Derken, 12 Eylül askeri faşist darbesi ülkenin üzerinden bir silindir gibi geçiyordu. Dönemin sol soyalist gençleri hapishanelere dolduruluyor, Dersim’in hepten düşürülmesi için özel politikalar devreye konuluyordu. Kentin Valisi General Kenan Güven tarafından, yöre, camilerle donatılıyor; camilerin olduğu, ya da yenilerinin yapıldığı her yerde insanlar buralara gitmeye zorlanıyor, özellikle Cuma namazları zorunlu hale getiriliyordu. General Vali’nin bizzat kendisi köylere çıkıyor, ailelerin rızası hilafına çocuklarına el konuluyor, başka kentlerde İmam Hatip Liseleri’ne gönderiliyordu. Yetmiyor, o güne kadar toplumsal bellek üzerinden taşınan dersim mitolojisi ve kutsallıklarına dair mitik anlatılar, resmi ideolojinin hedeflerine göre yazıya dökülerek, dolaşıma sokuluyordu. Böylelikle binlerce yıllık hakikat öldürülüyordu. Bunların tamamı toplumsal belleği dumura uğratarak kadim Dersim kültürel kimliğini, bünyeye yabancı harici bir kalıba dökme ve başkalaştırma faaliyeti olarak işlev görüyordu.
Bu faaliyetler ‘90’lı yıllardan itibaren Munzur Koleji gibi Fetullah Gülen cemaatinin okulları ve dershaneleriyle, çok daha sinsi bir şekilde sistematik hale getiriliyordu.
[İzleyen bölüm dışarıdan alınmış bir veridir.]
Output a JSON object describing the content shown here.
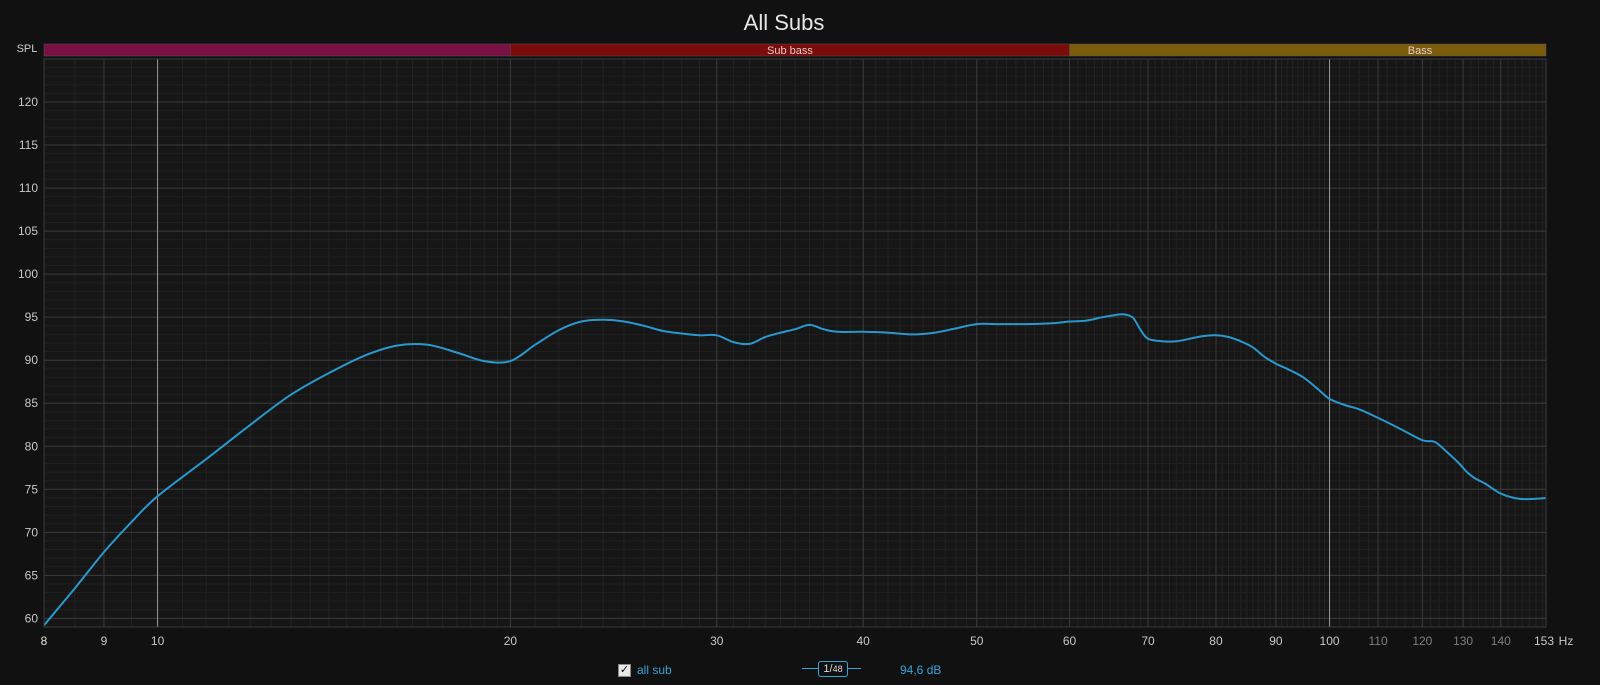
{
  "chart_data": {
    "type": "line",
    "title": "All Subs",
    "ylabel": "SPL",
    "xunit": "Hz",
    "xscale": "log",
    "xlim": [
      8,
      153
    ],
    "ylim": [
      59,
      125
    ],
    "grid": true,
    "x_ticks": [
      {
        "v": 8,
        "label": "8"
      },
      {
        "v": 9,
        "label": "9"
      },
      {
        "v": 10,
        "label": "10"
      },
      {
        "v": 20,
        "label": "20"
      },
      {
        "v": 30,
        "label": "30"
      },
      {
        "v": 40,
        "label": "40"
      },
      {
        "v": 50,
        "label": "50"
      },
      {
        "v": 60,
        "label": "60"
      },
      {
        "v": 70,
        "label": "70"
      },
      {
        "v": 80,
        "label": "80"
      },
      {
        "v": 90,
        "label": "90"
      },
      {
        "v": 100,
        "label": "100"
      },
      {
        "v": 110,
        "label": "110"
      },
      {
        "v": 120,
        "label": "120"
      },
      {
        "v": 130,
        "label": "130"
      },
      {
        "v": 140,
        "label": "140"
      },
      {
        "v": 153,
        "label": "153"
      }
    ],
    "y_ticks": [
      60,
      65,
      70,
      75,
      80,
      85,
      90,
      95,
      100,
      105,
      110,
      115,
      120
    ],
    "bands": [
      {
        "label": "",
        "from": 8,
        "to": 20,
        "color": "#7a1145"
      },
      {
        "label": "Sub bass",
        "from": 20,
        "to": 60,
        "color": "#7c0b0b"
      },
      {
        "label": "Bass",
        "from": 60,
        "to": 153,
        "color": "#7a5c0b"
      }
    ],
    "series": [
      {
        "name": "all sub",
        "color": "#2a98cc",
        "x": [
          8,
          8.5,
          9,
          9.5,
          10,
          11,
          12,
          13,
          14,
          15,
          16,
          17,
          18,
          19,
          20,
          21,
          22,
          23,
          24,
          25,
          26,
          27,
          28,
          29,
          30,
          31,
          32,
          33,
          34,
          35,
          36,
          37,
          38,
          40,
          42,
          44,
          46,
          48,
          50,
          52,
          55,
          58,
          60,
          62,
          64,
          66,
          67,
          68,
          69,
          70,
          72,
          74,
          76,
          78,
          80,
          82,
          84,
          86,
          88,
          90,
          92,
          95,
          98,
          100,
          103,
          106,
          110,
          115,
          120,
          123,
          126,
          129,
          131,
          133,
          136,
          140,
          145,
          150,
          153
        ],
        "y": [
          59.2,
          63.5,
          67.7,
          71.2,
          74.2,
          78.5,
          82.5,
          86,
          88.5,
          90.5,
          91.7,
          91.8,
          90.9,
          89.9,
          89.9,
          91.8,
          93.5,
          94.5,
          94.7,
          94.5,
          94,
          93.4,
          93.1,
          92.9,
          92.9,
          92.1,
          91.9,
          92.7,
          93.2,
          93.6,
          94.1,
          93.6,
          93.3,
          93.3,
          93.2,
          93,
          93.2,
          93.7,
          94.2,
          94.2,
          94.2,
          94.3,
          94.5,
          94.6,
          95,
          95.3,
          95.3,
          94.9,
          93.5,
          92.5,
          92.2,
          92.2,
          92.5,
          92.8,
          92.9,
          92.7,
          92.2,
          91.5,
          90.4,
          89.6,
          89,
          88,
          86.5,
          85.5,
          84.8,
          84.3,
          83.3,
          82,
          80.7,
          80.5,
          79.3,
          78,
          77,
          76.3,
          75.6,
          74.5,
          73.9,
          73.9,
          74
        ]
      }
    ]
  },
  "legend": {
    "series_label": "all sub",
    "smoothing_numerator": "1/",
    "smoothing_denominator": "48",
    "readout": "94,6 dB"
  }
}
Bugün ise Üniversite, ve Ensar Vakfı üzerinden yürütülmektedir. Cemevi ise kuşatılıp teslim alınarak, farklı bir kulvardan bu güçlerin yedeğine düşürülmüştür.
Diğer yandan ‘90’lı yıllardan itibaren dil, kimlik ve inanç konusunda küçümsenemez bir farkındalık ve bilinçlenme oluştu. Bir kimlik hareketi olarak gelişen Özgürlük Hareketi yalnızca Kürt halkının değil, inkar edilerek baskı altına alınan tüm kimliklerin üzerindeki çelikten zırhı parçaladı. Kürt, Türkmen, Arap her kesimden Alevi toplumunun Cem Evleri etrafında örgütlenmeleri de, bu süreçteki gelişmelerin ürünüdür. Yine, geçmişte sol sosyalist hareketler içinde bulunmuş azımsanmayacak bir kesim bu süreçle birlikte bir farkındalık yaşamaya başlamış, farklı biçimlerde kimlik çalışmalarına yönelmiştir.
Ancak Kürdistan’da bir kültürel havza olan Dersim açısından kimlik ve kültür konusundaki bilinçlenme, pratikte gerekli karşılığı üretememiştir. Bu gün Dersim toplumu gerçek manada bir diaspora toplumuna dönüşerek, kendi anakarasından kopmuştur. Çok değil, artık elli yıl evvel ki sosyal ve kültürel yapıdan bile bahsetmek, mümkün değildir. Bu yakıcı gerçekliğe kafa yormak, ortaklaşa çözümler üretmek, tüm Dersimlilerin temel önceliği olmak zorunda. Dersim adına faaliyet yürüten onlarca dernek, vakıf, STÖ’nün en kısa zamanda ortak bir konferansla bir çatı örgü oluşturmaları, yaşamsal önemdedir. Gittikçe ağırlaşan, kadim kültürel kimliğiyle varlık-yokluk sorunuyla yüz yüze gelen Dersim sorunu, hiç bir siyasi çevrenin tek başına altından kalkamayacağı kadar ağır ve yakıcıdır. En önemlisi de sorunun siyasetler üstü ele alınması kaçınılmaz bir durumdur.